Tyson Rabani stood in the middle of the Las Vegas Convention Center, transfixed by a Transformer.
On his way to check out the Dolby home theater display at the Consumer Electronics Show, Rabani, 26, stopped to take a picture of the giant yellow prop, a 10-foot model of Bumble Bee, an autobot from the movie “Transformers.”
The Colorado-based audio-visual salesman wasn’t alone; a sea of tech-heads surrounded the Transformer, snapping photos with their digital cameras or just staring slack-jawed at its mighty presence.
It didn’t move, walk around or stomp people, as one man observed, disappointment tingeing his voice. Still, the onlookers stared.
Why? Because they couldn’t help it; they’re guys. And standing around gaping at gadgets — even fake ones, like a Transformer — seems to be a predominantly guy thing to do.
Even Sarah from California, the sole woman taking a picture of the Transformer, did it for a guy.
“I’m only taking a picture for my son,” said Sarah, who asked that her last name not be used.
Women play a major role in the production of CES, making up about 60 percent of the Consumer Electronic Association’s staff. They also influence 88 percent of household electronics purchases, according to CEA statistics. Women attend the show, too, though one look around any of the exhibit areas and it’s obvious they are vastly outnumbered by men.

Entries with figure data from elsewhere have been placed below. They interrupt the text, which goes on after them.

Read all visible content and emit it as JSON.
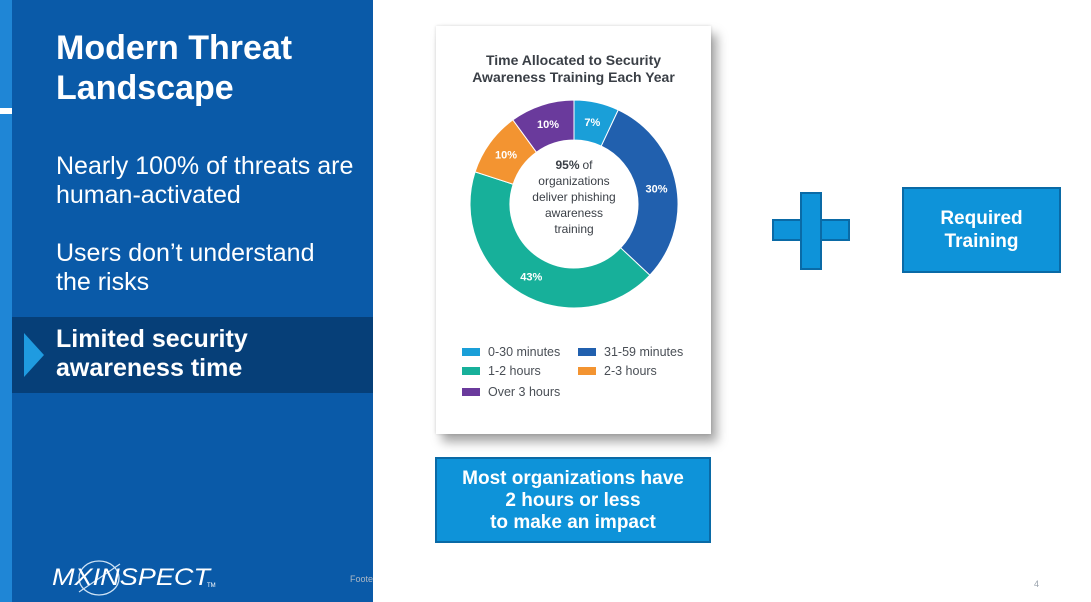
{
  "slide": {
    "title": "Modern Threat Landscape",
    "bullets": [
      "Nearly 100% of threats are human-activated",
      "Users don’t understand the risks"
    ],
    "highlighted_bullet": "Limited security awareness time",
    "logo_text": "MXINSPECT",
    "logo_tm": "TM",
    "footer_text": "Foote",
    "page_number": "4"
  },
  "infographic": {
    "title_line1": "Time Allocated to Security",
    "title_line2": "Awareness Training Each Year",
    "center_pct": "95%",
    "center_line1": "of",
    "center_line2": "organizations",
    "center_line3": "deliver phishing",
    "center_line4": "awareness",
    "center_line5": "training",
    "legend": [
      {
        "label": "0-30 minutes",
        "color": "#1a9fd8"
      },
      {
        "label": "31-59 minutes",
        "color": "#2160ae"
      },
      {
        "label": "1-2 hours",
        "color": "#17b09a"
      },
      {
        "label": "2-3 hours",
        "color": "#f39431"
      },
      {
        "label": "Over 3 hours",
        "color": "#6a3a9c"
      }
    ]
  },
  "chart_data": {
    "type": "pie",
    "title": "Time Allocated to Security Awareness Training Each Year",
    "categories": [
      "0-30 minutes",
      "31-59 minutes",
      "1-2 hours",
      "2-3 hours",
      "Over 3 hours"
    ],
    "values": [
      7,
      30,
      43,
      10,
      10
    ],
    "data_labels": [
      "7%",
      "30%",
      "43%",
      "10%",
      "10%"
    ],
    "colors": [
      "#1a9fd8",
      "#2160ae",
      "#17b09a",
      "#f39431",
      "#6a3a9c"
    ],
    "legend_position": "bottom"
  },
  "callout": {
    "line1": "Most organizations have",
    "line2": "2 hours or less",
    "line3": "to make an impact"
  },
  "required_box": {
    "line1": "Required",
    "line2": "Training"
  },
  "colors": {
    "panel_blue": "#0a5aa8",
    "highlight_navy": "#063f78",
    "accent_blue": "#0e93d9"
  }
}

And you won’t catch many of them snapping pictures of robots or video games or bragging about beating their friends at a product demonstration.
“Traditionally, guys are more gadgety,” said Kim Brachter, an exhibitor at CES. She was demonstrating Wild Planet’s latest electronic toy, the Spy Gear, a remote-control tank with a camera on it. “They’re competitive, too.”

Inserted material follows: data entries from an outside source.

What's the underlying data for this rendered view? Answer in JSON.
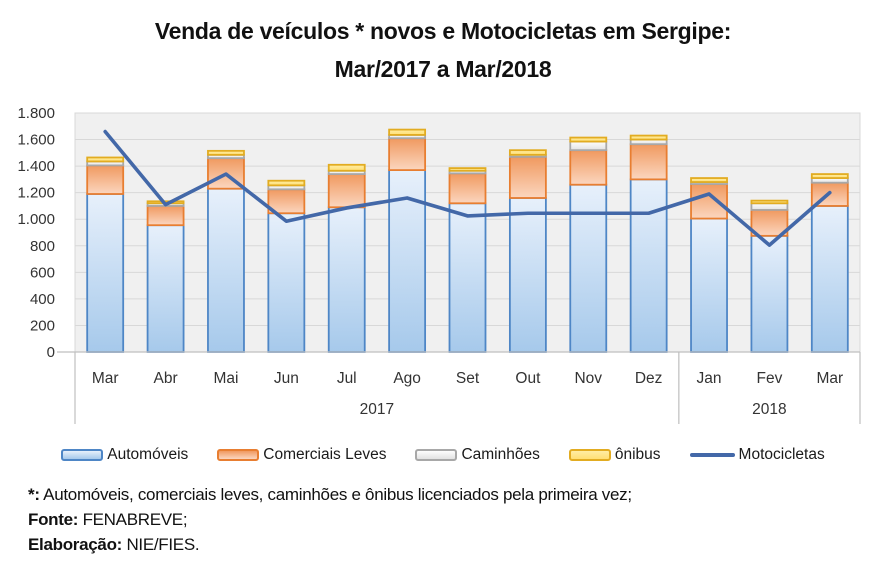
{
  "title": {
    "line1": "Venda de veículos * novos e Motocicletas em Sergipe:",
    "line2": "Mar/2017 a Mar/2018"
  },
  "chart_data": {
    "type": "combo-stacked-bar-line",
    "categories": [
      "Mar",
      "Abr",
      "Mai",
      "Jun",
      "Jul",
      "Ago",
      "Set",
      "Out",
      "Nov",
      "Dez",
      "Jan",
      "Fev",
      "Mar"
    ],
    "group_labels": [
      {
        "label": "2017",
        "from": 0,
        "to": 9
      },
      {
        "label": "2018",
        "from": 10,
        "to": 12
      }
    ],
    "series": [
      {
        "name": "Automóveis",
        "type": "bar",
        "stack": true,
        "values": [
          1190,
          955,
          1230,
          1045,
          1090,
          1370,
          1120,
          1160,
          1260,
          1300,
          1005,
          875,
          1100
        ]
      },
      {
        "name": "Comerciais Leves",
        "type": "bar",
        "stack": true,
        "values": [
          215,
          145,
          230,
          180,
          250,
          240,
          225,
          310,
          260,
          265,
          260,
          195,
          175
        ]
      },
      {
        "name": "Caminhões",
        "type": "bar",
        "stack": true,
        "values": [
          30,
          20,
          25,
          30,
          25,
          25,
          20,
          15,
          65,
          35,
          15,
          50,
          35
        ]
      },
      {
        "name": "ônibus",
        "type": "bar",
        "stack": true,
        "values": [
          30,
          15,
          30,
          35,
          45,
          40,
          20,
          35,
          30,
          30,
          30,
          20,
          30
        ]
      },
      {
        "name": "Motocicletas",
        "type": "line",
        "values": [
          1660,
          1110,
          1340,
          985,
          1085,
          1160,
          1025,
          1045,
          1045,
          1045,
          1190,
          805,
          1200
        ]
      }
    ],
    "ylim": [
      0,
      1800
    ],
    "y_tick_interval": 200,
    "y_ticks": [
      "1.800",
      "1.600",
      "1.400",
      "1.200",
      "1.000",
      "800",
      "600",
      "400",
      "200",
      "0"
    ],
    "grid": true,
    "legend_position": "bottom",
    "colors": {
      "automoveis": {
        "fill_top": "#E7F0FB",
        "fill_bottom": "#A6C9EB",
        "border": "#4E86C6"
      },
      "comerciais_leves": {
        "fill_top": "#F0995F",
        "fill_bottom": "#FBD6BF",
        "border": "#E87E31"
      },
      "caminhoes": {
        "fill_top": "#FDFDFD",
        "fill_bottom": "#E2E2E2",
        "border": "#A8A8A8"
      },
      "onibus": {
        "fill_top": "#FFEDA3",
        "fill_bottom": "#FFDF74",
        "border": "#E2AC21"
      },
      "motocicletas_line": "#4368A8",
      "plot_bg": "#F0F0F0",
      "gridline": "#D8D8D8",
      "axis_line": "#BFBFBF",
      "tick_text": "#333333"
    }
  },
  "footnotes": [
    {
      "bold": "*:",
      "text": " Automóveis, comerciais leves, caminhões e ônibus licenciados pela primeira vez;"
    },
    {
      "bold": "Fonte:",
      "text": " FENABREVE;"
    },
    {
      "bold": "Elaboração:",
      "text": " NIE/FIES."
    }
  ]
}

Like buyers David Gray, 51, and co-worker Jim Marshall, 38, from Canada.
Gray watched as Marshall played a car-racing video game using Vuzix, a pair of glasses that enables the wearer to use head movements in place of hands.
He didn’t like it, Marshall said, because he likes to use his hands, especially when playing video games. He simply played the demo to beat Gray.

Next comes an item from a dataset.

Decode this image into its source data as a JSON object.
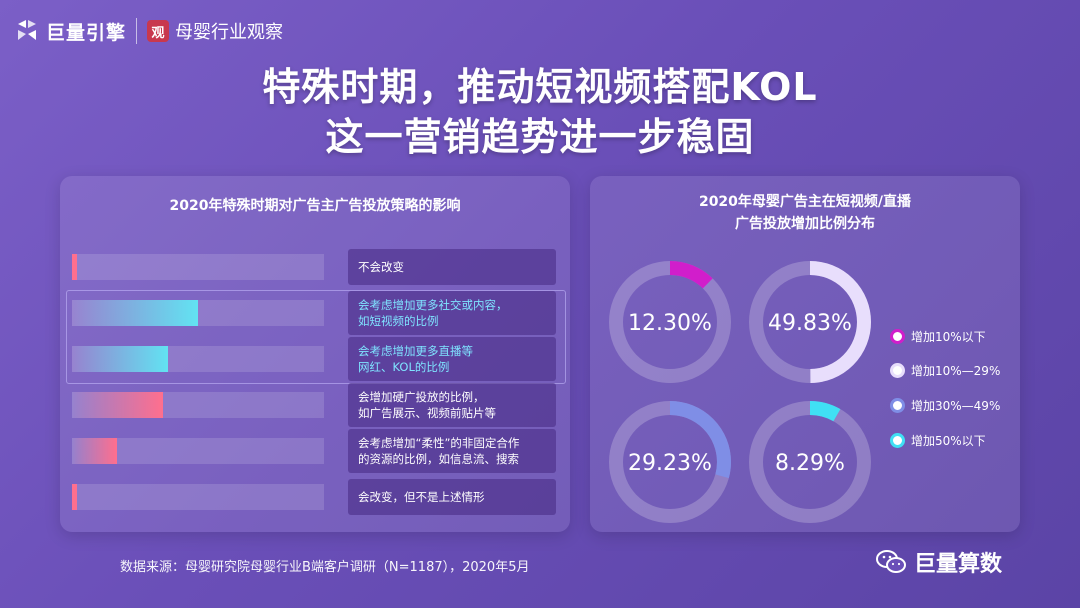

“I watched him and he was doing so well,” Marshall said. “I wanted to beat him.”
When asked why, Marshall looked confused.
“Why not?” he asked.
Both Gray and Marshall agreed that men are more electronics-oriented than women, but they don’t know the reason.
“Maybe women are smarter than men, they know none of this stuff works and they don’t want to mess with it,” Marshall offered.
It’s no different from women liking clothes or shoes, said Jeff Hanley, 25, of Spokane, Wash.
“Girls like diamonds and guys like gadgets,” said Hanley, who sells and installs home audio and video equipment. “This is our diamond. Guys like flashy things.”
His girlfriend, Nicole Downhour, 21, agreed. Women can be intimidated by the constantly changing electronics field; it’s difficult to keep up with the latest technology, she said.
“It seems like such a large knowledge base and if you don’t know everything, you don’t know anything,” Downhour said.
But things are starting to change.
At the beginning of their relationship, Downhour wasn’t very “techie,” Hanley said. Now, she works with Hanley selling home audio and video equipment. And more companies are starting to manufacture their products in a way that appeals to women, she added.